The Foot & Mouth outbreak inevitably sent a shiver down my spine, as I assume it did anyone who was involved in the last outbreak in 2001.
I was working on Shooting Gazette in 2001 and I vividly recall the damage that it did to the countryside. Who can forget the images of mass slaughter in counties like Cumbria. Livestock farming communities were devastated and the countryside was quite literally closed.
The 2001 outbreak first struck in February and had mostly been eradicated by the time the next shooting season started but not before it had caused huge damage.
That year the CLA Game Fair was due to be held at Woburn and I had interviewed Lord Howland, as he was then, about the upcoming event.

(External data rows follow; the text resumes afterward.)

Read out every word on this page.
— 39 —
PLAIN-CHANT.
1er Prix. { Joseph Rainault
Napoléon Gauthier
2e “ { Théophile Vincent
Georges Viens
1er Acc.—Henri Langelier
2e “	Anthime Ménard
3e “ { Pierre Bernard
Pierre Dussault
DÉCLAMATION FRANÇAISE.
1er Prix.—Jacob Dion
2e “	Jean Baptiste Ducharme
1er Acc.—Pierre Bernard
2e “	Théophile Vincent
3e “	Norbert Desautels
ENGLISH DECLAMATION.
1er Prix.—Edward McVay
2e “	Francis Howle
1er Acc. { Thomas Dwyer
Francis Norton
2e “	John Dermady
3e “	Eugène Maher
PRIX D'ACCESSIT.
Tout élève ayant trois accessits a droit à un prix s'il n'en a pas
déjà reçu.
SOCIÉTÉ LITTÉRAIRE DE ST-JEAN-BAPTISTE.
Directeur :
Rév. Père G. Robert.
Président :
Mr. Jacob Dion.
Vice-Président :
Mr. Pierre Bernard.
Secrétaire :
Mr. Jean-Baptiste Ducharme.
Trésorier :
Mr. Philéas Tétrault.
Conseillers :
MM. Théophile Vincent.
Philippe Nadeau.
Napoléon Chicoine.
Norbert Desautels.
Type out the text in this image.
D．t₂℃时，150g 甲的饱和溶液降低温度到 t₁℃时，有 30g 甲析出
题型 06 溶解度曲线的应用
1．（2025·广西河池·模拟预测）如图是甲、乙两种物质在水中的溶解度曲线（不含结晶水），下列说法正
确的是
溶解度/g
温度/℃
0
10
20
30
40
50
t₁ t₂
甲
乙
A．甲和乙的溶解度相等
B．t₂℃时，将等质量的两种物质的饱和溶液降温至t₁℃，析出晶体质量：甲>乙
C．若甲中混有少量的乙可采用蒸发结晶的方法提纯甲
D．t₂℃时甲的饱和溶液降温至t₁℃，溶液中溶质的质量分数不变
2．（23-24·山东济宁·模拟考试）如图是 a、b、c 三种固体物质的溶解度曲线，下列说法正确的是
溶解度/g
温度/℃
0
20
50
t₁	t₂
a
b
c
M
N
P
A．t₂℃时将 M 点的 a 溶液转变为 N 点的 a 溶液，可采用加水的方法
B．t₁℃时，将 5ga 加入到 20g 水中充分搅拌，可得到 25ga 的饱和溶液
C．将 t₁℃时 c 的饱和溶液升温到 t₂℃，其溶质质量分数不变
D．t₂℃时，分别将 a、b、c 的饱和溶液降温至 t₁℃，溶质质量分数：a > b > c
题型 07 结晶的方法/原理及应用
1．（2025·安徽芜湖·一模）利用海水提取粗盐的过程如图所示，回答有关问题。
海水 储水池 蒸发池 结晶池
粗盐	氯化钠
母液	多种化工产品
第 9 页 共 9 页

He was understandably looking forward to it. But, with FMD, came the news that Woburn could not risk hosting the Game Fair with their many species of deer and Safari Park. So with 10 weeks till the event it was re-assigned to nearby Shuttleworth.
I visited that site soon after the decision was made and I will always be full of admiration for the team that took it from that state of complete unreadiness to being able to host the Game Fair in a mere 10 weeks. Incidentally within a couple of years Lord Howland’s grandfather and father both passed away, thereby rapidly catapulting him to the title of the Duke of Bedford.
Following the news of the 2001 outbreak there were great fears that the shooting season would not happen but in the end it did go ahead and while bio-security measures were needed it was not a bad season.
At present we don’t know what scale this outbreak will reach and, although I hope it is confined, experience tells us not to relax too early! And with the new season round the corner further outbreaks could be severely detrimental.
I’m sure I am not the only one wondering exactly what is going through the mind of vegetarian Environment Secretary Hilary Benn as he tries to deal with an emotive issue surrounding the slaughter of cattle and the state of the British meat industry.